Conservative Firm Files Suit to Overturn Mask Mandate, Restrict Governor’s Powers
Khayriyyah Khaaliq stands with her daughters Ashyra Khaaliq, 2, and 7th-grader Jakyra Johnson, at Henry Vilas Zoo in July shortly after the mandatory mask ordinance took effect in Dane County. A conservative Milwaukee-based firm filed a lawsuit Tuesday that would nullify the current statewide mask order. (Photo © Andy Manis)

Republicans “stand ready” to kill the statewide order, so local officials are staying on top of it.

It didn’t take long for Wisconsin Republicans to declare they “stand ready” to return from their 100-plus day vacation to kill Gov. Tony Evers’ statewide mask mandate.

The measure meant to stop the spread of the coronavirus pandemic, which has killed nearly 1,000 Wisconsinites and infected nearly 60,000, was barely in effect for 12 hours when Republican Senate Majority Leader Scott Fitzgerald threatened to convene the Legislature and end the order.

This week saw at least two municipalities respond directly to those threats. Shorewood’s Village Board took the first step toward expanding its mask ordinance to require masks outdoors, and Wauwatosa council members passed a mask mandate that will last through Jan. 31.

“The fact of the matter is, the governor issued one, and we know what happened to his orders that were issued back in spring,” said Wauwatosa Alderwoman Kathy Causier.

Causier said school officials, business owners, and residents in Wauwatosa were requesting a local order be put in place. The Milwaukee suburb of about 50,000 currently has 511 confirmed cases of coronavirus, according to Milwaukee County health data. It borders Milwaukee, which has nearly 15,500 confirmed cases.

“We felt that it was less confusing if we had the state order and it would for some reason in the future be pulled, that we would still have something in place locally,” Causier said.

Evers’ order expires Sept. 28 unless cut off early or extended by the Legislature, and there is next to no chance it would be in place past the end date. Evers cannot extend the order on his own, and it is incredibly unlikely the Republican-led Legislature would extend it.

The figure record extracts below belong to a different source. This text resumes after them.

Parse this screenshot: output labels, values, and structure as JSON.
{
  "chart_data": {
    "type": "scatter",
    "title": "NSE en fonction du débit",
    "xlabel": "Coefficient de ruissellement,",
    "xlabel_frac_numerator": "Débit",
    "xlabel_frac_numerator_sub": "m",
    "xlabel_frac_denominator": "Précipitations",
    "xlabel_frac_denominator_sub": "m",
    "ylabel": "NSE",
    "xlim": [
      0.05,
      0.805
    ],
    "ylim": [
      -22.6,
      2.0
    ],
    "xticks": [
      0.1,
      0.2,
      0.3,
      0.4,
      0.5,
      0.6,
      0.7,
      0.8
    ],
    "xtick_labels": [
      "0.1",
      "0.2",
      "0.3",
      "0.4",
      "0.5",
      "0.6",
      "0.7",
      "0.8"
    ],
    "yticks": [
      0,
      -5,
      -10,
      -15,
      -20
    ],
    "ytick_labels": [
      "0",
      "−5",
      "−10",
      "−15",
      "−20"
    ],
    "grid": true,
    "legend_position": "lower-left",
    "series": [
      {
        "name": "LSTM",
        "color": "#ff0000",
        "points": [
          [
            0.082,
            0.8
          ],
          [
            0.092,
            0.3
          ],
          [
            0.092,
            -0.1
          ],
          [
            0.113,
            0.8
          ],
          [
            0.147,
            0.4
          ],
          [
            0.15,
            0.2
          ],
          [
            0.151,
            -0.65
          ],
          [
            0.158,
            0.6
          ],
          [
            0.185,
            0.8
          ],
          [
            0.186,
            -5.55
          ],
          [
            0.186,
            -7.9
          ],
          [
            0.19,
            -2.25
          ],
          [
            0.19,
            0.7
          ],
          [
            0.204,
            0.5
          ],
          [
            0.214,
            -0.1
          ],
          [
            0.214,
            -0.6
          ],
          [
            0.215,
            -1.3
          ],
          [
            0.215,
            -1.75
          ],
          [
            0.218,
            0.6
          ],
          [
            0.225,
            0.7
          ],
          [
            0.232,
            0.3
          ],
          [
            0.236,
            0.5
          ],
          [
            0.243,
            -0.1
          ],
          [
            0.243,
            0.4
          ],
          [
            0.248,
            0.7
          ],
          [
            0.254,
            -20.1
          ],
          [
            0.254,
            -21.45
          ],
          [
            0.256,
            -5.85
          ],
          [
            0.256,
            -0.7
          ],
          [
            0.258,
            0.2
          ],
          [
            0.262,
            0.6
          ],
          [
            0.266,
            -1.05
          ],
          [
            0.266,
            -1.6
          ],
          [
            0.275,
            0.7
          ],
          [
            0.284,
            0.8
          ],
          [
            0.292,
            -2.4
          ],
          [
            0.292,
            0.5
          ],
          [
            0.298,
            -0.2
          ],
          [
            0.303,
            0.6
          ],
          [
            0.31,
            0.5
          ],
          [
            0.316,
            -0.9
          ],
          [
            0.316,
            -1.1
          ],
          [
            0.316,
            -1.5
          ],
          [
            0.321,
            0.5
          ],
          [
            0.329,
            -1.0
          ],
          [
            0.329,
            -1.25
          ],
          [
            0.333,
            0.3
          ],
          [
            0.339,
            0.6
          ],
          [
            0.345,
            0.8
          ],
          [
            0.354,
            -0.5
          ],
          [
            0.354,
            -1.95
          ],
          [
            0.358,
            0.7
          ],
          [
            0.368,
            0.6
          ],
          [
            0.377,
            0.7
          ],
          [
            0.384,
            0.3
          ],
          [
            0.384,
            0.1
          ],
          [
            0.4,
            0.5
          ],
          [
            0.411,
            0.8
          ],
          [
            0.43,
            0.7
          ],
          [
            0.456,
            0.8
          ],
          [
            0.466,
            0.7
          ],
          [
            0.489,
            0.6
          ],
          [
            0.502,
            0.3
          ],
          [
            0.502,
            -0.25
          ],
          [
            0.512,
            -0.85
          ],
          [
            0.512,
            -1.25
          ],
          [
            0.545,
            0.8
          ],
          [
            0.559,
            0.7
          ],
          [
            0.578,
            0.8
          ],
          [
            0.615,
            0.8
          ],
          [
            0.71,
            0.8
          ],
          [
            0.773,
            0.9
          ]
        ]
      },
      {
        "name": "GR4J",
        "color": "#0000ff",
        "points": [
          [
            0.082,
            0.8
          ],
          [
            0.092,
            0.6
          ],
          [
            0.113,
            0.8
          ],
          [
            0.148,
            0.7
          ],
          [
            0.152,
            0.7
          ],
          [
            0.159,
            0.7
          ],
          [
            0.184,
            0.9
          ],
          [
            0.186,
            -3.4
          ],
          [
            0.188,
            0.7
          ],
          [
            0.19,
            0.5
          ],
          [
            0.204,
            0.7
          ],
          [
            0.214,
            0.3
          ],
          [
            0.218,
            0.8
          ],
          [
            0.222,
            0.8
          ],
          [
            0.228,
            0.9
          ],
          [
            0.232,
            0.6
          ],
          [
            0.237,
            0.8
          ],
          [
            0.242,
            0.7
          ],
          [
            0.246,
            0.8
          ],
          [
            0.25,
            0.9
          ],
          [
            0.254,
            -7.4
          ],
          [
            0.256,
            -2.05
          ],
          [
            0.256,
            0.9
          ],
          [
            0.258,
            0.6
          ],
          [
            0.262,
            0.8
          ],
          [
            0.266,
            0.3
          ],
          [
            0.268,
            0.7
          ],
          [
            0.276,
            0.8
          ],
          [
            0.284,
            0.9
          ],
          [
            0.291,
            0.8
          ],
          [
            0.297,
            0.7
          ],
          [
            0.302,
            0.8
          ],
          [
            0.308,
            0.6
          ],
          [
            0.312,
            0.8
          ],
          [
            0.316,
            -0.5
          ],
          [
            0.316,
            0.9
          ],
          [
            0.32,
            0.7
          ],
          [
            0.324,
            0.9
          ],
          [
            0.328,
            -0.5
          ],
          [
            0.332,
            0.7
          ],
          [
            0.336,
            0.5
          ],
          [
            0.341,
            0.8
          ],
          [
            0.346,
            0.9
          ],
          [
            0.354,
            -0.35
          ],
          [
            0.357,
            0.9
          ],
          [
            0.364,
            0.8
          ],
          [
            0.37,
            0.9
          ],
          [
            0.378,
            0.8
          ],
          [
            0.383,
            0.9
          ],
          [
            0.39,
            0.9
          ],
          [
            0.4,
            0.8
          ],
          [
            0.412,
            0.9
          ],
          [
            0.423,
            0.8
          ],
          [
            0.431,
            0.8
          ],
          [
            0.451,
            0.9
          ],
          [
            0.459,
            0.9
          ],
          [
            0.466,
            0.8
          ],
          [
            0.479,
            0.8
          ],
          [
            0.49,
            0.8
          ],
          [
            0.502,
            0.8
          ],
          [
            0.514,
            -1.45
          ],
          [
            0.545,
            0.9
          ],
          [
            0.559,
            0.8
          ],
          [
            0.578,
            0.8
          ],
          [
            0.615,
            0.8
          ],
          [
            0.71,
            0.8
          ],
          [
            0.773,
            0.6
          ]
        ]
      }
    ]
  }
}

The wildcard in Republican leadership so far is Assembly Speaker Robin Vos, R-Rochester, who initially criticized the statewide mask mandate but has remained silent on whether he would call the Assembly in to kill the order.

“I’ve been pretty pessimistic about this Legislature for a long time,” said Jim Paine, mayor of Superior, which has had an indoor mask requirement since July 21. “What’s strange to me is that they didn’t strike it down already, so I guess that’s kind of cause for hope.”

Superior’s order will expire Sept. 21, but Paine said he wants to see it extended, especially if the statewide order has ended by then. However, Paine said he is unsure if there is the political will within Superior to make it happen.

“I don’t see (the pandemic) abating by September,” Paine said. “I would support extending it. The original resolution passed pretty comfortably by the council, but there are still plenty of nays, too, so I think we would lose some votes extending it.”

The city of about 26,000 had 113 confirmed COVID-19 cases as of Tuesday, according to local data.

Shorewood, a northern Milwaukee suburb of about 13,000, has 121 confirmed cases, according to local health data. It was the first Milwaukee-area municipality to enact a mask mandate, passing it on July 8, a week before Milwaukee implemented its own.

When Shorewood village trustees first voted on their local mask order, which lasts until Jan. 20, they removed an outdoor mask-wearing requirement. Now, they are moving to expand the order to include outdoor spaces.

Trustees decided Tuesday they will vote on the expansion next month. Village Manager Rebecca Ewald said it was necessary to maintain and adapt the order because of the likelihood of Evers’ being struck down.

“It’s highly likely that that may be challenged in the future,” Ewald said during Tuesday’s meeting. “As we have seen, pretty much everything related to the emergency order or something coming out of the governor’s office will be challenged.”